Independence is in a newspaper's internal arrangements also. Do the shareholders influence its coverage? The Independent has been fortunate here. In its early years its owners were pension funds, investment trusts and life assurance companies which focused on financial performance rather than on opinions. Now The Independent's shareholders are themselves newspaper groups. They may properly comment on the skills with which the newspaper carries out its editorial tasks but they never interfere in the direction or extent of its coverage of particular subjects.
Do the advertisers have a say? This is not a problem for national newspapers as it is for magazines; newspapers have so many individual advertisers that no single one has leverage. British Airways once removed its business from The Independent for some months because of our criticisms of the directors during the "dirty tricks" row with Richard Branson. But that can be endured.

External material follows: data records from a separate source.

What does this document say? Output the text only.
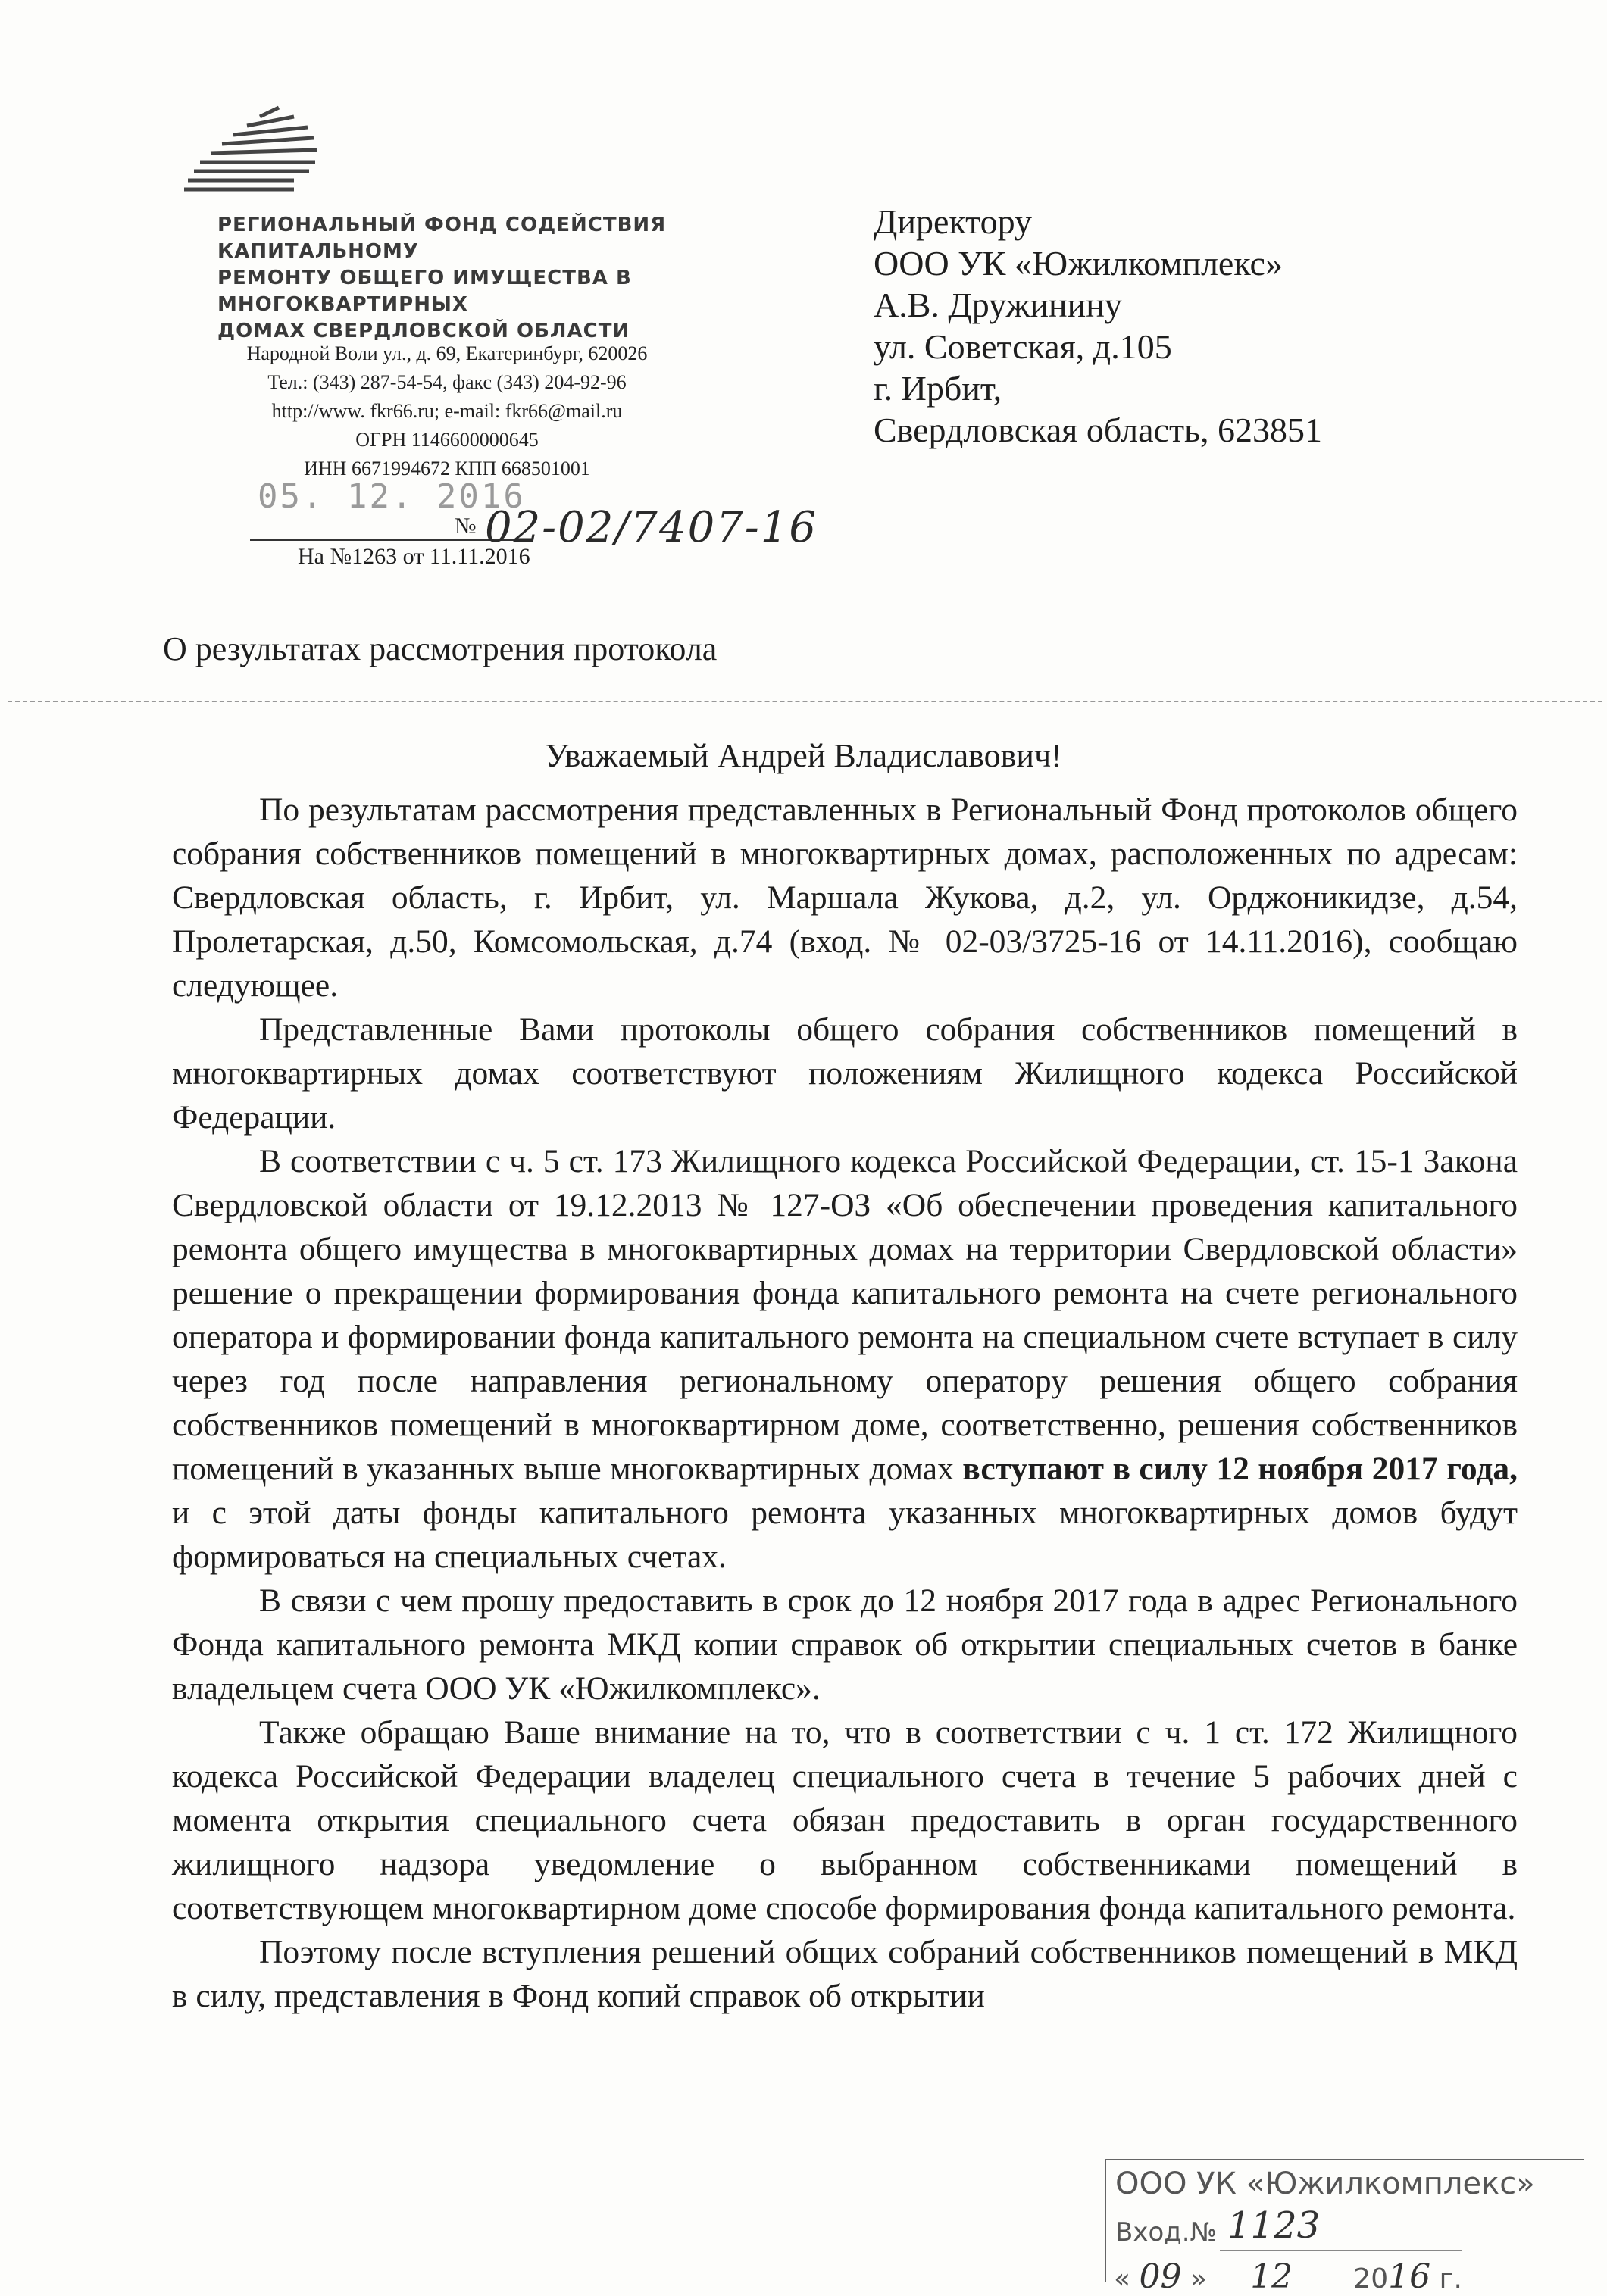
РЕГИОНАЛЬНЫЙ ФОНД СОДЕЙСТВИЯ КАПИТАЛЬНОМУ
РЕМОНТУ ОБЩЕГО ИМУЩЕСТВА В МНОГОКВАРТИРНЫХ
ДОМАХ СВЕРДЛОВСКОЙ ОБЛАСТИ
Народной Воли ул., д. 69, Екатеринбург, 620026
Тел.: (343) 287-54-54, факс (343) 204-92-96
http://www. fkr66.ru; e-mail: fkr66@mail.ru
ОГРН 1146600000645
ИНН 6671994672 КПП 668501001
05. 12. 2016
№ 02-02/7407-16
На №1263 от 11.11.2016
Директору
ООО УК «Южилкомплекс»
А.В. Дружинину
ул. Советская, д.105
г. Ирбит,
Свердловская область, 623851
О результатах рассмотрения протокола
Уважаемый Андрей Владиславович!

По результатам рассмотрения представленных в Региональный Фонд протоколов общего собрания собственников помещений в многоквартирных домах, расположенных по адресам: Свердловская область, г. Ирбит, ул. Маршала Жукова, д.2, ул. Орджоникидзе, д.54, Пролетарская, д.50, Комсомольская, д.74 (вход. № 02-03/3725-16 от 14.11.2016), сообщаю следующее.

Представленные Вами протоколы общего собрания собственников помещений в многоквартирных домах соответствуют положениям Жилищного кодекса Российской Федерации.

В соответствии с ч. 5 ст. 173 Жилищного кодекса Российской Федерации, ст. 15-1 Закона Свердловской области от 19.12.2013 № 127-ОЗ «Об обеспечении проведения капитального ремонта общего имущества в многоквартирных домах на территории Свердловской области» решение о прекращении формирования фонда капитального ремонта на счете регионального оператора и формировании фонда капитального ремонта на специальном счете вступает в силу через год после направления региональному оператору решения общего собрания собственников помещений в многоквартирном доме, соответственно, решения собственников помещений в указанных выше многоквартирных домах вступают в силу 12 ноября 2017 года, и с этой даты фонды капитального ремонта указанных многоквартирных домов будут формироваться на специальных счетах.

В связи с чем прошу предоставить в срок до 12 ноября 2017 года в адрес Регионального Фонда капитального ремонта МКД копии справок об открытии специальных счетов в банке владельцем счета ООО УК «Южилкомплекс».

Также обращаю Ваше внимание на то, что в соответствии с ч. 1 ст. 172 Жилищного кодекса Российской Федерации владелец специального счета в течение 5 рабочих дней с момента открытия специального счета обязан предоставить в орган государственного жилищного надзора уведомление о выбранном собственниками помещений в соответствующем многоквартирном доме способе формирования фонда капитального ремонта.

Поэтому после вступления решений общих собраний собственников помещений в МКД в силу, представления в Фонд копий справок об открытии

ООО УК «Южилкомплекс»
Вход.№ 1123
« 09 » 12 2016 г.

Independence is the core value, but I would add two injunctions: trust the writers and respect the readers. By trusting the writers I mean that the editor should accept what the reporter finds and not have a strong view about everything. The account should speak for itself. It is wrong when newspapers are edited to convey a consistent message or to confirm a particular picture of society and the word comes down to the reporter that the editor wants a particular spin. When Mrs Thatcher was in 10 Downing Street, conservative newspapers began to see everything through Mrs Thatcher's eyes, confirming her enthusiasms and her prejudices with every story.
Writers have their own independence, though even that can be undermined. We journalists can be corrupted, not by money but by more insidious attractions. Flattery has a potent influence on us. The specialist journalist naturally gets to know the people about whom he or she is regularly writing. A professional relationship may turn into a friendship, genuine or feigned. At that point, the writer is beginning to lose the ability to cover the subject even-handedly. One of the most important tasks of editors is to watch out for the danger signs.
The second injunction, respect the readers, is more important than ever. One example is provided by those rare occasions when newspapers provide a verbatim report of a speech or interview. For once, they resist the temptation to angle the account. It is not a technique to use too often but when the Princess of Wales gave her celebrated Panorama interview, the best report would have been the full text. More important, the way in which all broadsheet newspapers - including The Independent, when I had the responsibility - have felt it necessary in recent years to move downmarket and become more "popular" has had advantages but may also have this risk, that the readers begin to be treated according to the ways advertisers categorise them rather than as they really are. Such lack of respect damages the trust between readers and their newspapers. Without that, we have no future.
The author was editor of 'The Independent' from 1986 to 1994.